Finali a sorpresa tra paura e speranza

Faber offrirà al pubblico di Massenzio il primo «finale» del suo romanzo più famoso «Il petalo color cremisi e il bianco» rimasto inedito

Pier Francesco Borgia

Permettete un consiglio. Non chiedete mai a uno scrittore bravo, intelligente e di successo cosa pensa di un suo collega (bravo, intelligente e di successo anch’egli), se quest’ultimo condivide con il primo lo stesso divanetto e se è comunque presente nella stessa sala allo stesso momento. Il consiglio non lo formula chi scrive, bensì il giovane Jonathan Safran Foer, autore del fortunatissimo Ogni cosa è illuminata e del nuovo Molto forte, incredibilmente vicino (editi da Guanda).
Foer si è trovato ieri mattina nell’infelice situazione di rispondere a un giornalista sul fatto se avesse letto o meno i libri di Michel Faber, altro astro nascente della letteratura anglofona, autore del best seller Il petalo color cremisi e il bianco (pubblicato da Einaudi). Faber e Foer si trovavano nella libreria «Contaminazioni» aperta da pochi giorni nel quartiere della Romanina per spiegare la loro presenza questa sera a Massenzio (ore 21), ospiti della kermesse «Letterature». «Fare una domanda del genere - spiega il giovane (classe 1977) scrittore americano - è come domandare “Picchi ancora tua moglie?”. Non puoi rispondere né sì né no».
Faber e Foer questa sera rispolvereranno alcune vecchie cose scritte durante la stesura dei loro libri più fortunati.
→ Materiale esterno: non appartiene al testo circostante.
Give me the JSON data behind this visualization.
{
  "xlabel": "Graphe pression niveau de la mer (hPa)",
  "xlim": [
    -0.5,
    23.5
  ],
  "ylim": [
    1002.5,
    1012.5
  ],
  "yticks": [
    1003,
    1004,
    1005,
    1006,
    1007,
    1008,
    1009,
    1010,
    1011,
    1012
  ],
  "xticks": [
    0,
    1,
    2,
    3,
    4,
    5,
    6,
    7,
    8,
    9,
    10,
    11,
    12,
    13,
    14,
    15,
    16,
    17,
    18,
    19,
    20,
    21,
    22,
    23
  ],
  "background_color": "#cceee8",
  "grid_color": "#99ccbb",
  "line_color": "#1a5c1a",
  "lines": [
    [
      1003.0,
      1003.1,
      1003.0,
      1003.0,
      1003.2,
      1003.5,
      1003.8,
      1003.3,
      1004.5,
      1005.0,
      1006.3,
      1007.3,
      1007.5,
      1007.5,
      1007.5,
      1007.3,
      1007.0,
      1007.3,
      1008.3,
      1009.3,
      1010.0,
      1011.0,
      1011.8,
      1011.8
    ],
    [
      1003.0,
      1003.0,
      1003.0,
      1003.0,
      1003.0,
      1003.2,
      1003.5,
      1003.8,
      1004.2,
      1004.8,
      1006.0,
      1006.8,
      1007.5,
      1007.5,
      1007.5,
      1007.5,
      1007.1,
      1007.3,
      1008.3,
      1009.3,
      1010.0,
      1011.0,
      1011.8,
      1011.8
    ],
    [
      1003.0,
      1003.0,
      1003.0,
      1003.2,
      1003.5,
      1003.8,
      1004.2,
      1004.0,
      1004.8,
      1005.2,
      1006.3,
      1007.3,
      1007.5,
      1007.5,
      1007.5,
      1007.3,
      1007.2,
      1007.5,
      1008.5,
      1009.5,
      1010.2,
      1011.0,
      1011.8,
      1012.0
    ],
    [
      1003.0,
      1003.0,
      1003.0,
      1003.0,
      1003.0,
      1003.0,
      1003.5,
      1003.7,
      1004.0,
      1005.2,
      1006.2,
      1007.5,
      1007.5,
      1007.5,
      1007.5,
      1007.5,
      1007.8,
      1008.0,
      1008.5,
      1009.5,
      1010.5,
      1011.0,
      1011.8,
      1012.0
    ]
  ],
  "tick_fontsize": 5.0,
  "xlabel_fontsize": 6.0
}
Opportunamente rielaborate per rispondere al tema «Paura, speranza». Si tratta di testi nei confronti dei quali i due scrittori hanno mutato radicalmente il giudizio. «Quando l’attentato alle Twin Towers ha sconvolto il nostro mondo - ricorda Foer - stavo lavorando a un romanzo. Ho dovuto fermarmi perché in quel momento è cambiato radicalmente il mio modo di vedere le cose». Il giovane scrittore quindi leggerà alcuni brani di quel lavoro. «Brani da allora rimasti in secondo piano. Brevi racconti riscritti dalla Bibbia sul tema di paura e speranza». Faber soddisferà invece la curiosità di quanti hanno apprezzato il suo romanzo, dal momento che leggerà il primo «finale» del Petalo. Finale che poi è stato scartato perché «troppo cupo».
A dare voce ai due scrittori sarà l’attore Fausto Russo Alesi. Lo affiancherà Rita Marcotulli, pianista dal talento non comune.
I due scrittori di questa sera condividono un mezzo espressivo, il romanzo, e uno strumento raffinato, come la lingua inglese. Ognuno, però, a suo modo. Faber, per esempio, è nato nei Paesi Bassi nel 1960 ed ancora oggi (dopo aver viaggiato e vissuto nei posti più disparati, dall’Australia alla Scozia) ha l’abitudine di parlare in olandese con i suoi genitori. «Per sognare e per scrivere - precisa l’autore di Sotto la pelle - preferisco però l’inglese». Che parla perfettamente e con un vago accento britannico. Il suo successo, la sua popolarità, la deve a un romanzo (Il petalo color cremisi e il bianco) molto «vittoriano» nell’impianto e soprattutto nel contesto. Va da sé che la lingua non poteva che essere quella di Jane Austen e George Elliot. Da evitare però di fargli il nome di Henry James. Poco importa se la critica di mezzo mondo ha sottolineato evidenti debiti nei confronti dell’autore di Ritratto di signora, Faber rifiuta l’accostamento. «Ho iniziato a leggere il Ritratto quando ero uno studente universitario. Non mi piaceva e non l’ho finito».
Alla prova del pubblico i due scrittori non sono ancora abituati. Faber è già stato al Festival di Mantova nel 2003. E per questo scrittore schivo e riservato (tanto da aver scelto come terra d’elezione un desolato angolo delle Highlands nel punto più impervio dell’«impero» britannico) l’incontro con i lettori è sempre un esame ostico. «Quando ho iniziato a scrivere - ricorda l’autore olandese - non immaginavo di farlo per un potenziale pubblico. Per vent’anni ho coltivato la passione della letteratura in maniera assolutamente egoista. Solo dopo l’incontro con mia moglie Eva (mentore, musa e adesso anche discreta press agent, ndr), ho cambiato il mio modo di vedere le cose».
Diverso è il caso di Foer, felice come un ragazzino di trovarsi in una città come Roma («dove puoi camminare per ore senza vedere il confine di questa imprevedibile metropoli»). «Scrivo soprattutto per comunicare e per condividere il testo con qualcuno. Il pubblico di Massenzio sarà più che sufficiente per una sola serata».